Rather than sell daily tickets, where guests come and go freely and unpredictably throughout the day, resorts and attractions should consider selling time slots within their day to help control crowds and maximize revenue. Just as days with differing demand can be priced at their own rates, time slots throughout a given day can also be priced according to demand. A 10am, 2 hour time-slot for water park entry may be most popular and should be priced higher than the 3pm slot before closing. By booking guests into specific time slots, you can control crowds throughout the day as well as maximize bookings for each day.

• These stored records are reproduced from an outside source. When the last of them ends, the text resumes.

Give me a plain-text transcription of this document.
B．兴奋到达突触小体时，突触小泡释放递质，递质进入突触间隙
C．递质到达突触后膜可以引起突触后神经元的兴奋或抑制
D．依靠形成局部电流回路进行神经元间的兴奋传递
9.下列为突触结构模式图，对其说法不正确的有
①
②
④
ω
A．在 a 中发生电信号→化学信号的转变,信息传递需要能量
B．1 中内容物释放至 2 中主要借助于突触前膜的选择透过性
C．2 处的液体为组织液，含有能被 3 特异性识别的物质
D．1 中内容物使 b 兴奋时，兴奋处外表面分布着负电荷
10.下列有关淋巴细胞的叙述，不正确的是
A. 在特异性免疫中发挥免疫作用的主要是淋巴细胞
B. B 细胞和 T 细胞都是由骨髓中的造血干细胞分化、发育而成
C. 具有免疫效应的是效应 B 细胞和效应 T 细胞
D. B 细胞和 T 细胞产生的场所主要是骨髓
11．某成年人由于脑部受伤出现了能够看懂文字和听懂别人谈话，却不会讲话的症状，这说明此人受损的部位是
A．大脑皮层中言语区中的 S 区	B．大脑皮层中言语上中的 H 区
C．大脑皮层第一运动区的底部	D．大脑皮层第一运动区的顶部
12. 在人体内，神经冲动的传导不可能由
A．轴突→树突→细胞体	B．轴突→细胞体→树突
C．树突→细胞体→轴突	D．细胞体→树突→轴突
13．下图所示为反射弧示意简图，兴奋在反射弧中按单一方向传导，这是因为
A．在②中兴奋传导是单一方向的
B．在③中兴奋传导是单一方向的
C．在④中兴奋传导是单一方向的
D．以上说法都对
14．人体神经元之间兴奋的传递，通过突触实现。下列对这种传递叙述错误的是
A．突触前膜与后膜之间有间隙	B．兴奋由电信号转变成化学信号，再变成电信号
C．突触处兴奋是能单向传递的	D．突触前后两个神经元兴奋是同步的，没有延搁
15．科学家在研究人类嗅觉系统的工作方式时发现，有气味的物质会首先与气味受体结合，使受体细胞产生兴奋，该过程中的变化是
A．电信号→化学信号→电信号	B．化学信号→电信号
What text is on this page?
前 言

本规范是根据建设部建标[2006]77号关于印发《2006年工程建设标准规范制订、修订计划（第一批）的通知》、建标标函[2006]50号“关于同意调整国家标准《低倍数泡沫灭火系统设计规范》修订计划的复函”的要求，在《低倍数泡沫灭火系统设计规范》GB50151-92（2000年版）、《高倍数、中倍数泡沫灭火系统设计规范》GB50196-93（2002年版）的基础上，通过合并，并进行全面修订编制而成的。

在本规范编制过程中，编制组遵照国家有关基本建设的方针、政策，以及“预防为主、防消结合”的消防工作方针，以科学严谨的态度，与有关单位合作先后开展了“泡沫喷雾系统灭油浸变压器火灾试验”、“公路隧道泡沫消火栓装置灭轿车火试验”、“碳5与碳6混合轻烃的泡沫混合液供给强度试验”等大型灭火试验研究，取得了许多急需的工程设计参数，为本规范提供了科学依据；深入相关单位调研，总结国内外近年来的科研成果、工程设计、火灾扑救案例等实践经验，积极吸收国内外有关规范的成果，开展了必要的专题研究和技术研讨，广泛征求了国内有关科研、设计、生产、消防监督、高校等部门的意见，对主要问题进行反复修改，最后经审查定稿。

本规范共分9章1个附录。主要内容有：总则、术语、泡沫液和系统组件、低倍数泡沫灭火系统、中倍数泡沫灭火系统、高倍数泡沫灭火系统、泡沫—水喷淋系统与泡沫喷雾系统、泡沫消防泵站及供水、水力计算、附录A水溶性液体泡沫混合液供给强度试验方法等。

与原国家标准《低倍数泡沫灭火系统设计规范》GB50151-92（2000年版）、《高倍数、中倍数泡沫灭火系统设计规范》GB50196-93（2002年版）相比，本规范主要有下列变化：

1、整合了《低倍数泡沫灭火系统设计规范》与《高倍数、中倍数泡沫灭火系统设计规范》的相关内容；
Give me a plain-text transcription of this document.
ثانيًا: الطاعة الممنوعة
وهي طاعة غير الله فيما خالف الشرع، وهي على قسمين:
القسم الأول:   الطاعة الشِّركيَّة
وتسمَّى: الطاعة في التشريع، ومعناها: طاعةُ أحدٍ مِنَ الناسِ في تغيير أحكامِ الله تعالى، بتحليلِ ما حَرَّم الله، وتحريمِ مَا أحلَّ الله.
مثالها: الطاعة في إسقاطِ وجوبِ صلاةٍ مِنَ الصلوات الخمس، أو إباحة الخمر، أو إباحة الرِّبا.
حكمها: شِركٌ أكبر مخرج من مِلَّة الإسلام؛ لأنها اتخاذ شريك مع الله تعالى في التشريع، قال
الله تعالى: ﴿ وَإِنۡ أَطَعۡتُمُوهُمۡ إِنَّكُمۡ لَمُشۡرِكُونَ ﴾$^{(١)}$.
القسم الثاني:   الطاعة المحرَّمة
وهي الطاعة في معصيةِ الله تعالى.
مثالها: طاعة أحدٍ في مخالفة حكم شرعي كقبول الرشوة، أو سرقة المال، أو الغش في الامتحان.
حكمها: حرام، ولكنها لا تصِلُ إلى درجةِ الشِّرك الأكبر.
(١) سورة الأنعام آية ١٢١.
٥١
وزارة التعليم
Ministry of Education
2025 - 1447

With a limited number of tickets available any day for a resort or attraction operating under capacity constraints, operators should expect to see an increase in pre-sold tickets online as guests secure their tickets in advance. 

In a recent article in the Orlando Sentinel, Curtis Parks, managing partner at Icon Attractions, stated that “there should be fewer admission sales at the attractions themselves” in the move to a “no touch” environment. There is a unique opportunity to gain additional advanced commitment while simultaneously managing yield for a limited inventory set.

As this is an unprecedented situation, there are likely to be many real-time adjustments to pricing strategy and inventory availability as we see what consumers’ appetites are for getting back into public spaces and how that affects purchasing behavior.  How price-sensitive will customers be? How quickly will guests look to relieve their “quarantine-fever” and get back to fun family outings? We don’t have historical data on which to base every pricing decision in times like these, so we’ll be learning and questioning the results we see and responding as needed.

As capacity is constrained and bookings are pushed online, operators should think about how to accommodate an increase in online order redemptions vs. day-of ticket sales. Designating multiple ticket windows to handle online redemption, with markers for adequate social distancing, will ensure a smooth experience upon arrival. 

A combination of changes to pricing strategy as well as physical operations will yield the best results possible in this new world.